Eufórica y demostrativa, me regalaba todo su fervor sexual recién descubierto, tardé en entender que estaba realmente enamorada de mí a sus dieciocho años, cuando yo ya recorría mis veintinueve. Indiferente a todo tipo de teorías de vida, ella era directa y clara, dueña de una personalidad sin planteos, al menos en los primeros días que nos conocimos.
La sonrisa le corría por
la cara como el sol sobre la arena. No sabía de días ni relojes, ella habitaba
otros espacios y transitaba la vida por una sola vereda: la del entusiasmo, su
espontaneidad abrumaba. No se planteaba la razón por la cual estaba en su
lugar, simplemente estaba; al escucharla y al verla gesticular quedaba claro su
naturaleza espiritual no contaminada. Al mismo tiempo era idealista, buscaba
afirmar su personalidad; tenía planes y proyectos, basados en ellos no se
detenía a gozar porque sí. Pero sabía arder y no se quedaba quieta ante el
fuego.
En lo referente a su aspecto tenía un solo defecto: no le daba
importancia a lo prolijo, ni elegante, ni sensual. Solo una vez en tres años la
vi con vestido y tacos, fue durante el primer cruce de miradas...
Un salón, un piano a la
espera del concierto, gente que se acomodaba, piso alfombrado.

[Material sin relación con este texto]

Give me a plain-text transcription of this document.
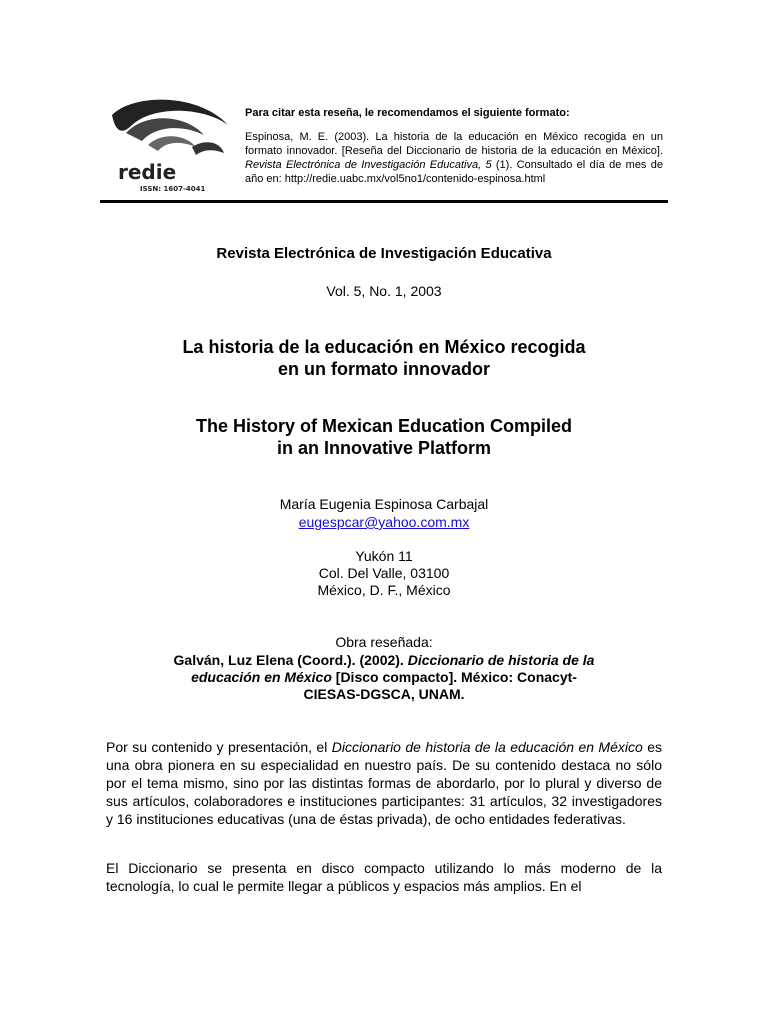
redie
ISSN: 1607-4041

Para citar esta reseña, le recomendamos el siguiente formato:

Espinosa, M. E. (2003). La historia de la educación en México recogida en un formato innovador. [Reseña del Diccionario de historia de la educación en México]. Revista Electrónica de Investigación Educativa, 5 (1). Consultado el día de mes de año en: http://redie.uabc.mx/vol5no1/contenido-espinosa.html

Revista Electrónica de Investigación Educativa
Vol. 5, No. 1, 2003
La historia de la educación en México recogida
en un formato innovador
The History of Mexican Education Compiled
in an Innovative Platform
María Eugenia Espinosa Carbajal
eugespcar@yahoo.com.mx
Yukón 11
Col. Del Valle, 03100
México, D. F., México
Obra reseñada:
Galván, Luz Elena (Coord.). (2002). Diccionario de historia de la
educación en México [Disco compacto]. México: Conacyt-
CIESAS-DGSCA, UNAM.

Por su contenido y presentación, el Diccionario de historia de la educación en México es una obra pionera en su especialidad en nuestro país. De su contenido destaca no sólo por el tema mismo, sino por las distintas formas de abordarlo, por lo plural y diverso de sus artículos, colaboradores e instituciones participantes: 31 artículos, 32 investigadores y 16 instituciones educativas (una de éstas privada), de ocho entidades federativas.

El Diccionario se presenta en disco compacto utilizando lo más moderno de la tecnología, lo cual le permite llegar a públicos y espacios más amplios. En el
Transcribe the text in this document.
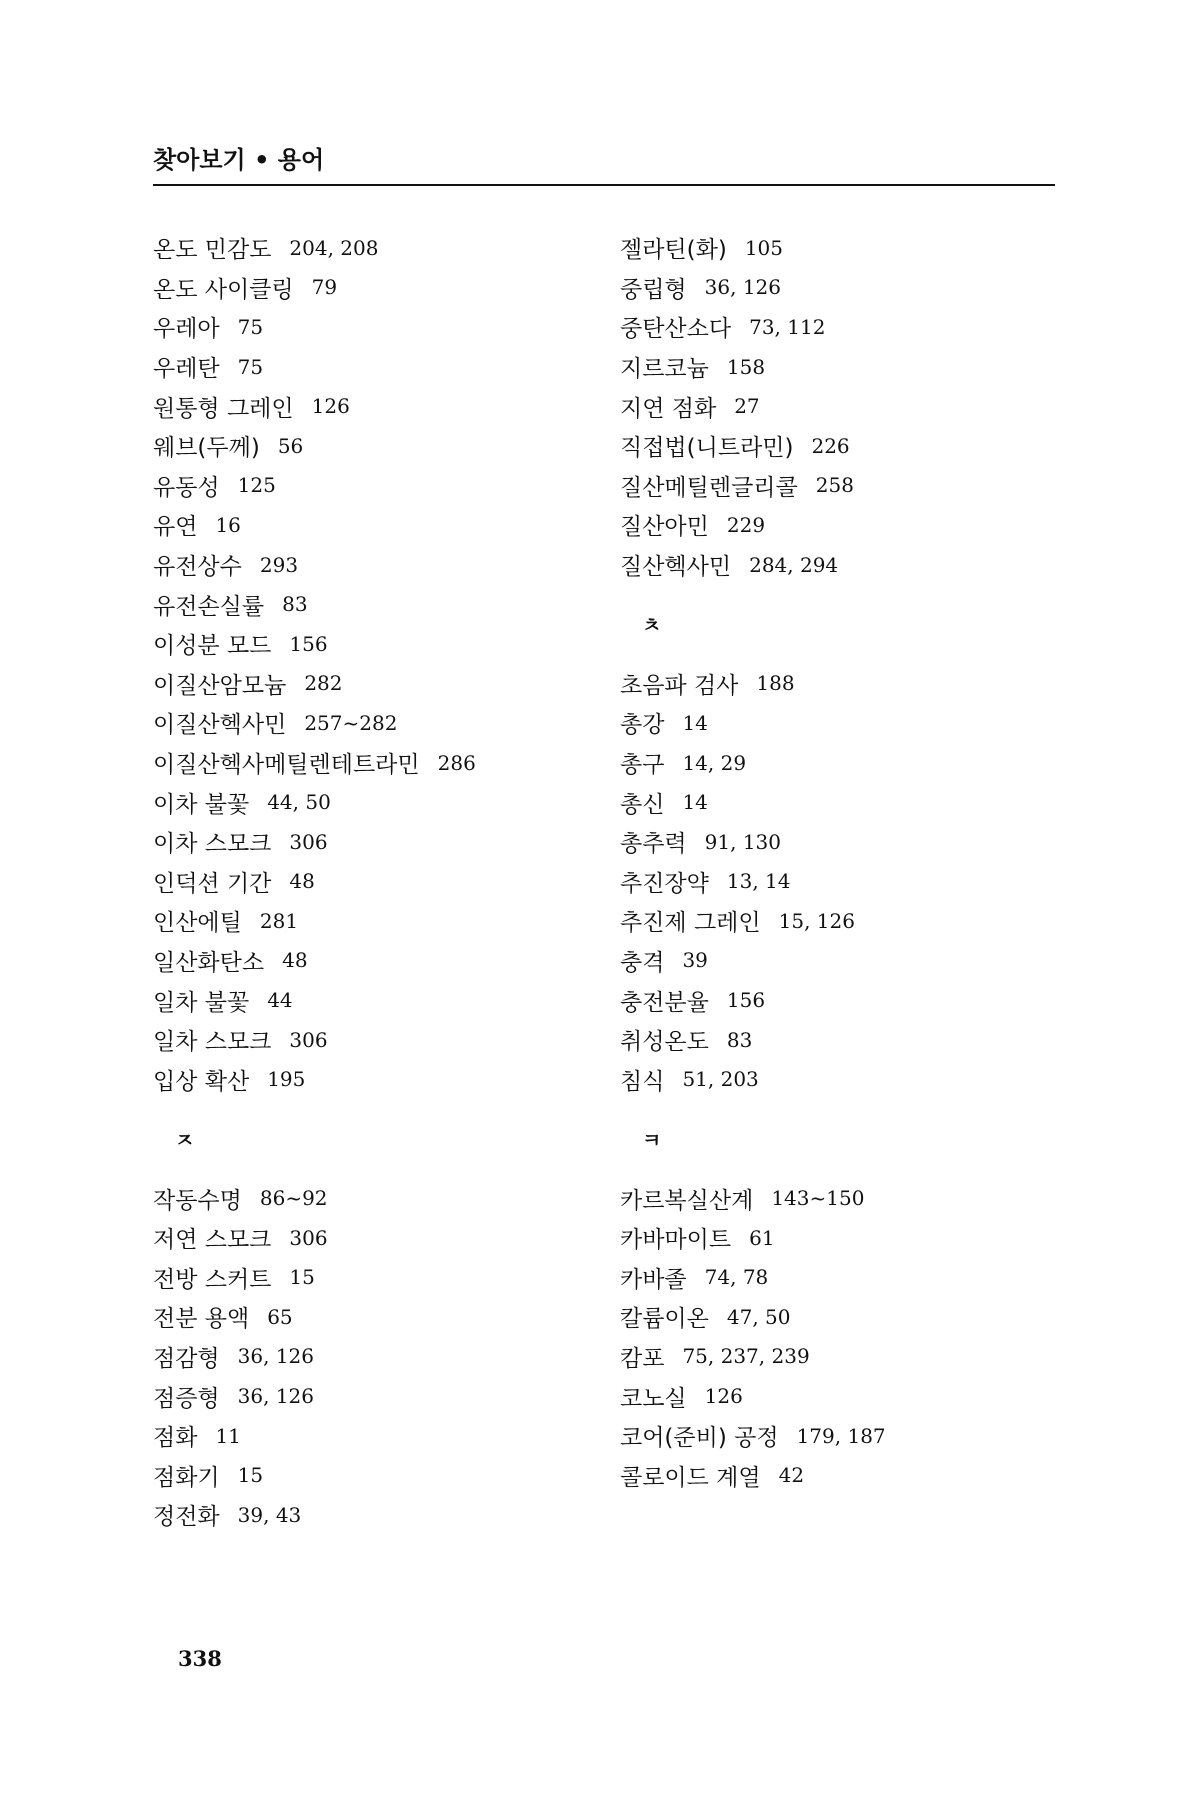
찾아보기 • 용어
온도 민감도 204, 208
온도 사이클링 79
우레아 75
우레탄 75
원통형 그레인 126
웨브(두께) 56
유동성 125
유연 16
유전상수 293
유전손실률 83
이성분 모드 156
이질산암모늄 282
이질산헥사민 257~282
이질산헥사메틸렌테트라민 286
이차 불꽃 44, 50
이차 스모크 306
인덕션 기간 48
인산에틸 281
일산화탄소 48
일차 불꽃 44
일차 스모크 306
입상 확산 195
ㅈ
작동수명 86~92
저연 스모크 306
전방 스커트 15
전분 용액 65
점감형 36, 126
점증형 36, 126
점화 11
점화기 15
정전화 39, 43
젤라틴(화) 105
중립형 36, 126
중탄산소다 73, 112
지르코늄 158
지연 점화 27
직접법(니트라민) 226
질산메틸렌글리콜 258
질산아민 229
질산헥사민 284, 294
ㅊ
초음파 검사 188
총강 14
총구 14, 29
총신 14
총추력 91, 130
추진장약 13, 14
추진제 그레인 15, 126
충격 39
충전분율 156
취성온도 83
침식 51, 203
ㅋ
카르복실산계 143~150
카바마이트 61
카바졸 74, 78
칼륨이온 47, 50
캄포 75, 237, 239
코노실 126
코어(준비) 공정 179, 187
콜로이드 계열 42
338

Yo, en primera
fila ya sentado; ella, pasando por delante -pocas cosas me resultan más bellas
que ese momento en que la mujer se siente mirada-. Sí, la miré, cosa que olvidé
durante los meses siguientes, pero ella, en una pausa de pasión, se encargó de
recordármelo:-¡Cómo me miraste aquella noche del concierto cuando entré y pasé por
delante tuyo!
Un día de sol, tirados
en el pasto, me declaró su amor. Yo no me decidía, había algo en ella que no me
seducía del todo. Pero lo consiguió poco tiempo después, y así iniciamos un
romance con mucho de aventura, especialmente durante el viaje a un bello lugar
cerca de un lago.
Si bien no he conocido a
la mujer justa para mí, los dioses me otorgaron un compensatorio privilegio: el de
hacerle tener a varias de mis novias su primer orgasmo. Además de sentirse atraída, me había visto como el hombre que se lo brindaría, confesión que surgió
durante un recreo de cama. Esa vez -como le había pasado con otras parejas- tampoco llegaba a tenerlo. Pero una vez conseguido, fue notable su
capacidad.
El recuerdo imborrable es el de aquella noche que dormimos junto al lago y su amanecer sumergidos en él...
Me arropan las
brumas.
Me habitan peces, me
beben aves.
Innumerables mujeres
se bañan en mí soñándose sirenas y los niños construyen, al mirarme, fantasías
navegantes en aventuras sin final.
Anoche hice el amor
con la luna y este amanecer di a luz dos cuerpos.
El de ella, jovial y
entusiasta, con risa copiada del sol en días sin nubes. Piel amanecida de
silencios blancos; voz que va de asalto por las ventanas del mundo a robar
oboes y violines; manos furtivas como vuelo de hadas. A ese cuerpo le otorgué
la virtud del cardumen: ágil y vivaz en ronda de fiesta y de anhelo, con futuro
en los ojos y ternura escrita entre las piernas.
El de él, cuerpo a
media jornada entre lo anhelado y lo aprendido, en cada ojo suyo cabe un
camino. Piel que sabe a nostalgia y a periplos; pecho de roble en tormenta
ajena. A su andar le di la fuerza del agua: tenaz al mirar
diques por romper; con metáforas en el aliento y un caballo alado bordado en la
sien.
Se amaron sobre mi
orilla, ella bahía, él península. Y al arriar gemidos rumbo al viento, dejaron
atrás las cosas del morir para temblar con los sueños puestos.